Back to our neighbors' question. I've been asked this before, and always felt a small sense of irritation. Why do they say that? Do they think I can't do it myself? Of course I can do it all! (insert American DIY attitude here)
But that day, my entire perspective shifted. I looked at the woman who asked the question. Her mother sat in a corner on the hammock, holding the baby, who is two weeks older than Declan. My neighbor's daughter bent over the cookstove, stirring dinner. Her ten-year-old came swinging in on her bicycle from the market with a bag of herbs.
And I saw why my neighbor asked that question. She actually felt sorry for me. It wasn't a question of thinking the foreigner doesn't know how to work hard. But in all the homes surrounding mine, multiple generations pitch in to raise children and care for a home. The solitary woman, at home all day by herself with the baby, doing all the housework and childcare herself, is an anomaly in traditional Cambodian society. She felt sorry that I had to do it all by myself.
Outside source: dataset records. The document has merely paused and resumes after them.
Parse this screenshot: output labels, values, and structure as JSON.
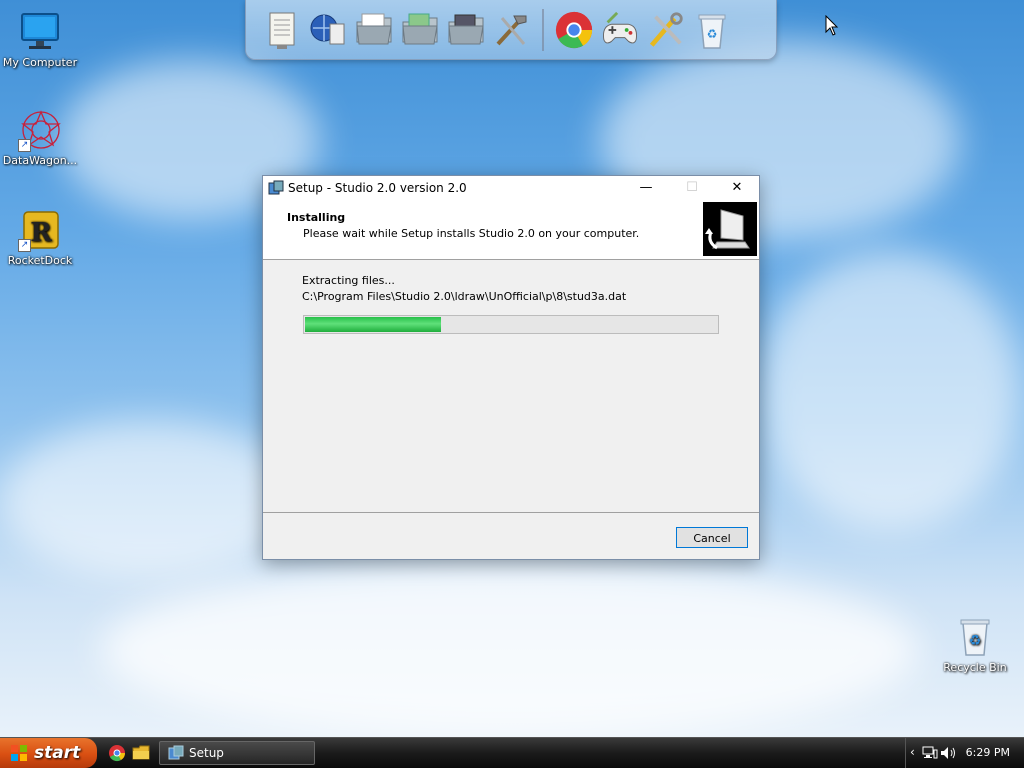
{
  "desktop": {
    "icons": [
      {
        "label": "My Computer",
        "icon": "monitor-icon"
      },
      {
        "label": "DataWagon...",
        "icon": "datawagon-icon"
      },
      {
        "label": "RocketDock",
        "icon": "rocketdock-icon"
      },
      {
        "label": "Recycle Bin",
        "icon": "recycle-bin-icon"
      }
    ]
  },
  "dock": {
    "items": [
      "notepad-icon",
      "network-globe-icon",
      "folder-icon",
      "folder-documents-icon",
      "folder-images-icon",
      "tools-icon",
      "chrome-icon",
      "gamepad-icon",
      "settings-tools-icon",
      "recycle-bin-icon"
    ]
  },
  "window": {
    "title": "Setup - Studio 2.0 version 2.0",
    "header_title": "Installing",
    "header_subtitle": "Please wait while Setup installs Studio 2.0 on your computer.",
    "status": "Extracting files...",
    "current_file": "C:\\Program Files\\Studio 2.0\\ldraw\\UnOfficial\\p\\8\\stud3a.dat",
    "progress_fraction": 0.33,
    "cancel_label": "Cancel"
  },
  "taskbar": {
    "start_label": "start",
    "task_label": "Setup",
    "clock": "6:29 PM"
  },
  "colors": {
    "progress_green": "#28c04a",
    "start_orange": "#d94f12",
    "focus_blue": "#0078d7"
  }
}
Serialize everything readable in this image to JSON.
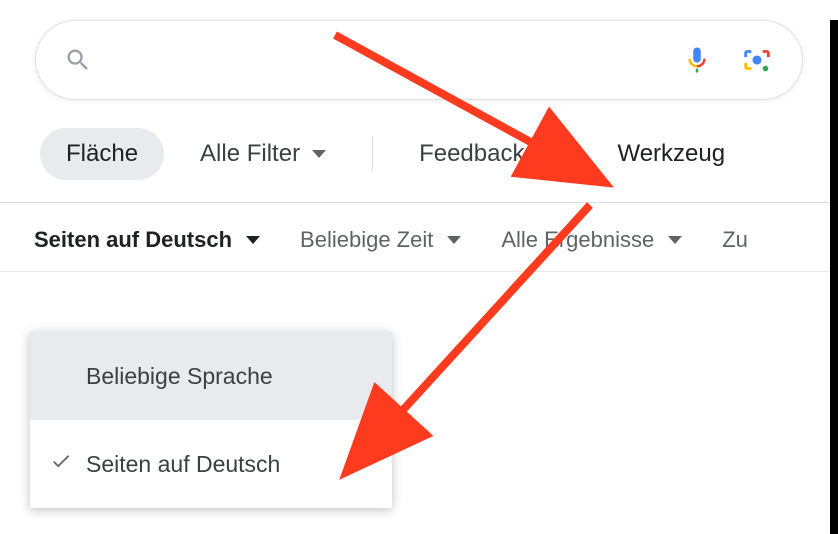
{
  "search": {
    "placeholder": ""
  },
  "chips": {
    "area": "Fläche",
    "all_filters": "Alle Filter",
    "feedback": "Feedback",
    "tools": "Werkzeug"
  },
  "tools": {
    "language": "Seiten auf Deutsch",
    "time": "Beliebige Zeit",
    "results": "Alle Ergebnisse",
    "reset": "Zu"
  },
  "dropdown": {
    "any_language": "Beliebige Sprache",
    "german_pages": "Seiten auf Deutsch"
  }
}
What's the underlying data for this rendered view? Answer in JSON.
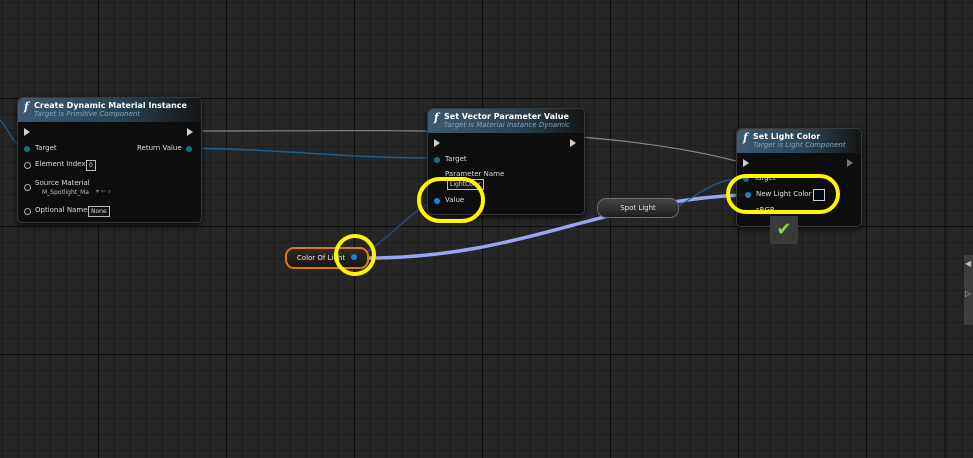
{
  "nodes": {
    "create_dmi": {
      "title": "Create Dynamic Material Instance",
      "subtitle": "Target is Primitive Component",
      "pins": {
        "target": "Target",
        "element_index": "Element Index",
        "element_index_value": "0",
        "source_material": "Source Material",
        "source_material_value": "M_Spotlight_Ma",
        "optional_name": "Optional Name",
        "optional_name_value": "None",
        "return_value": "Return Value"
      }
    },
    "set_vector": {
      "title": "Set Vector Parameter Value",
      "subtitle": "Target is Material Instance Dynamic",
      "pins": {
        "target": "Target",
        "parameter_name": "Parameter Name",
        "parameter_name_value": "LightColor",
        "value": "Value"
      }
    },
    "set_light_color": {
      "title": "Set Light Color",
      "subtitle": "Target is Light Component",
      "pins": {
        "target": "Target",
        "new_light_color": "New Light Color",
        "srgb": "sRGB"
      }
    }
  },
  "variables": {
    "color_of_light": "Color Of Light",
    "spot_light": "Spot Light"
  },
  "colors": {
    "highlight": "#fff700",
    "wire_color": "#9aa6f0",
    "exec_wire": "#8a8a8a",
    "object_wire": "#1e7fd6",
    "var_border": "#d97a16"
  },
  "icons": {
    "function": "f",
    "checkmark": "✔"
  }
}
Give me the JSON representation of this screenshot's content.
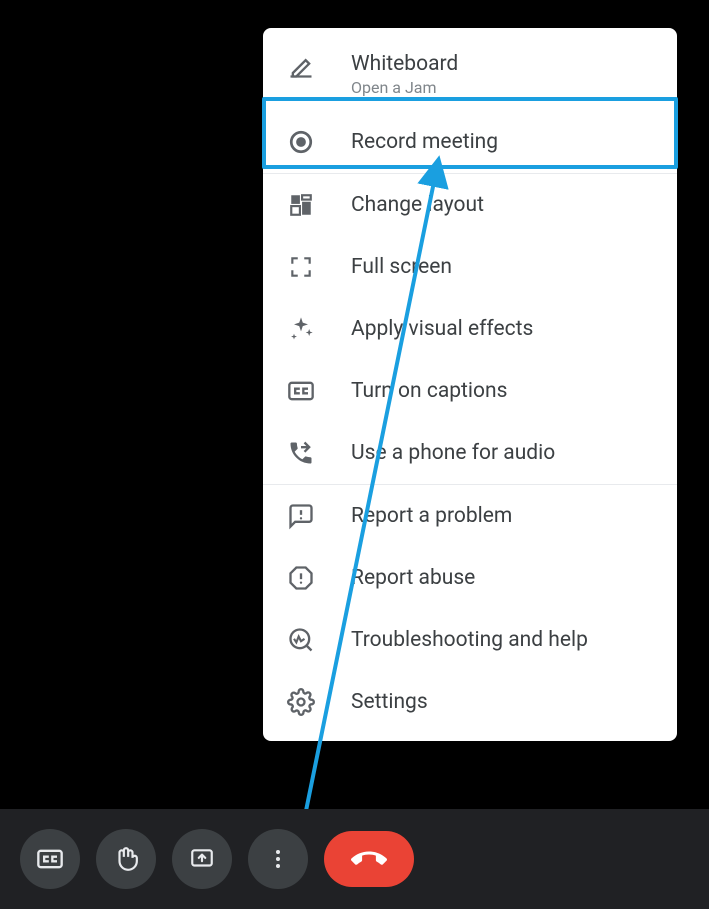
{
  "menu": {
    "whiteboard": {
      "label": "Whiteboard",
      "subtitle": "Open a Jam"
    },
    "record": {
      "label": "Record meeting"
    },
    "layout": {
      "label": "Change layout"
    },
    "fullscreen": {
      "label": "Full screen"
    },
    "effects": {
      "label": "Apply visual effects"
    },
    "captions": {
      "label": "Turn on captions"
    },
    "phone": {
      "label": "Use a phone for audio"
    },
    "report_problem": {
      "label": "Report a problem"
    },
    "report_abuse": {
      "label": "Report abuse"
    },
    "troubleshoot": {
      "label": "Troubleshooting and help"
    },
    "settings": {
      "label": "Settings"
    }
  },
  "annotation": {
    "highlight_color": "#1a9fe0"
  }
}
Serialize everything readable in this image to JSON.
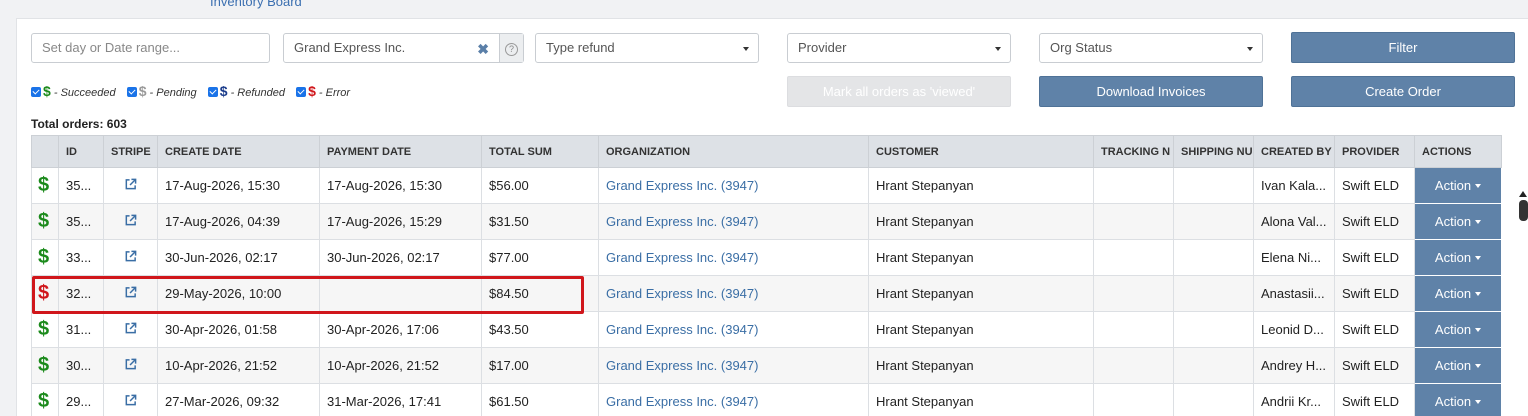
{
  "top_link": "Inventory Board",
  "filters": {
    "date_placeholder": "Set day or Date range...",
    "organization_value": "Grand Express Inc.",
    "refund_type": "Type refund",
    "provider": "Provider",
    "org_status": "Org Status",
    "filter_label": "Filter",
    "mark_viewed_label": "Mark all orders as 'viewed'",
    "download_label": "Download Invoices",
    "create_label": "Create Order"
  },
  "legend": [
    {
      "symbol": "$",
      "label": "- Succeeded",
      "color": "#1b8a1b"
    },
    {
      "symbol": "$",
      "label": "- Pending",
      "color": "#9a9a9a"
    },
    {
      "symbol": "$",
      "label": "- Refunded",
      "color": "#1c3d8c"
    },
    {
      "symbol": "$",
      "label": "- Error",
      "color": "#d0161b"
    }
  ],
  "total_orders": "Total orders: 603",
  "columns": [
    "",
    "ID",
    "STRIPE",
    "CREATE DATE",
    "PAYMENT DATE",
    "TOTAL SUM",
    "ORGANIZATION",
    "CUSTOMER",
    "TRACKING N",
    "SHIPPING NU",
    "CREATED BY",
    "PROVIDER",
    "ACTIONS"
  ],
  "rows": [
    {
      "status": "succeeded",
      "symbol": "$",
      "id": "35...",
      "create_date": "17-Aug-2026, 15:30",
      "payment_date": "17-Aug-2026, 15:30",
      "total": "$56.00",
      "organization": "Grand Express Inc. (3947)",
      "customer": "Hrant Stepanyan",
      "tracking": "",
      "shipping": "",
      "created_by": "Ivan Kala...",
      "provider": "Swift ELD",
      "action": "Action"
    },
    {
      "status": "succeeded",
      "symbol": "$",
      "id": "35...",
      "create_date": "17-Aug-2026, 04:39",
      "payment_date": "17-Aug-2026, 15:29",
      "total": "$31.50",
      "organization": "Grand Express Inc. (3947)",
      "customer": "Hrant Stepanyan",
      "tracking": "",
      "shipping": "",
      "created_by": "Alona Val...",
      "provider": "Swift ELD",
      "action": "Action"
    },
    {
      "status": "succeeded",
      "symbol": "$",
      "id": "33...",
      "create_date": "30-Jun-2026, 02:17",
      "payment_date": "30-Jun-2026, 02:17",
      "total": "$77.00",
      "organization": "Grand Express Inc. (3947)",
      "customer": "Hrant Stepanyan",
      "tracking": "",
      "shipping": "",
      "created_by": "Elena Ni...",
      "provider": "Swift ELD",
      "action": "Action"
    },
    {
      "status": "error",
      "symbol": "$",
      "id": "32...",
      "create_date": "29-May-2026, 10:00",
      "payment_date": "",
      "total": "$84.50",
      "organization": "Grand Express Inc. (3947)",
      "customer": "Hrant Stepanyan",
      "tracking": "",
      "shipping": "",
      "created_by": "Anastasii...",
      "provider": "Swift ELD",
      "action": "Action"
    },
    {
      "status": "succeeded",
      "symbol": "$",
      "id": "31...",
      "create_date": "30-Apr-2026, 01:58",
      "payment_date": "30-Apr-2026, 17:06",
      "total": "$43.50",
      "organization": "Grand Express Inc. (3947)",
      "customer": "Hrant Stepanyan",
      "tracking": "",
      "shipping": "",
      "created_by": "Leonid D...",
      "provider": "Swift ELD",
      "action": "Action"
    },
    {
      "status": "succeeded",
      "symbol": "$",
      "id": "30...",
      "create_date": "10-Apr-2026, 21:52",
      "payment_date": "10-Apr-2026, 21:52",
      "total": "$17.00",
      "organization": "Grand Express Inc. (3947)",
      "customer": "Hrant Stepanyan",
      "tracking": "",
      "shipping": "",
      "created_by": "Andrey H...",
      "provider": "Swift ELD",
      "action": "Action"
    },
    {
      "status": "succeeded",
      "symbol": "$",
      "id": "29...",
      "create_date": "27-Mar-2026, 09:32",
      "payment_date": "31-Mar-2026, 17:41",
      "total": "$61.50",
      "organization": "Grand Express Inc. (3947)",
      "customer": "Hrant Stepanyan",
      "tracking": "",
      "shipping": "",
      "created_by": "Andrii Kr...",
      "provider": "Swift ELD",
      "action": "Action"
    }
  ],
  "status_colors": {
    "succeeded": "#1b8a1b",
    "pending": "#9a9a9a",
    "refunded": "#1c3d8c",
    "error": "#d0161b"
  }
}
Most households have three or more generations living together. It's an issue of convenience, money, and stability. Elders expect their children and grandchildren to care for them in their old age. Newly married couples often move in with one set of parents, so that when babies come along, there are multiple hands around to split the load of raising the child. Cambodian women aren't expected to Do It All, in the same sense as American women.
One objection many Westerners may post against multi-generational households is privacy. Who wants their parents or in-laws around all the time? But that doesn't seem to be a factor here. Privacy and personal boundaries are not big cultural values. Caring for the family and raising children are.
A few days ago, Declan was crying while I hurried to put away groceries in the kitchen. Our landlord's daughter heard him crying, came into the house and picked him up, then asked if she could take him downstairs. No knocking, no "Hello?" before coming in. And it didn't bother me at all - I was grateful she helped me out and kept the baby happy. Helping each other out trumps privacy.
I think this is just one more lesson I've learned from having a baby in Cambodia - to cherish the contribution our extended family can make towards helping us in the home and to raise our child. It is difficult being far from home, and every day, I wish we were closer to family. But I also know God has given us a a family here in Cambodia that loves our son and cares about us.
It's worth sacrificing a bit of privacy and personal space to know that kind of love.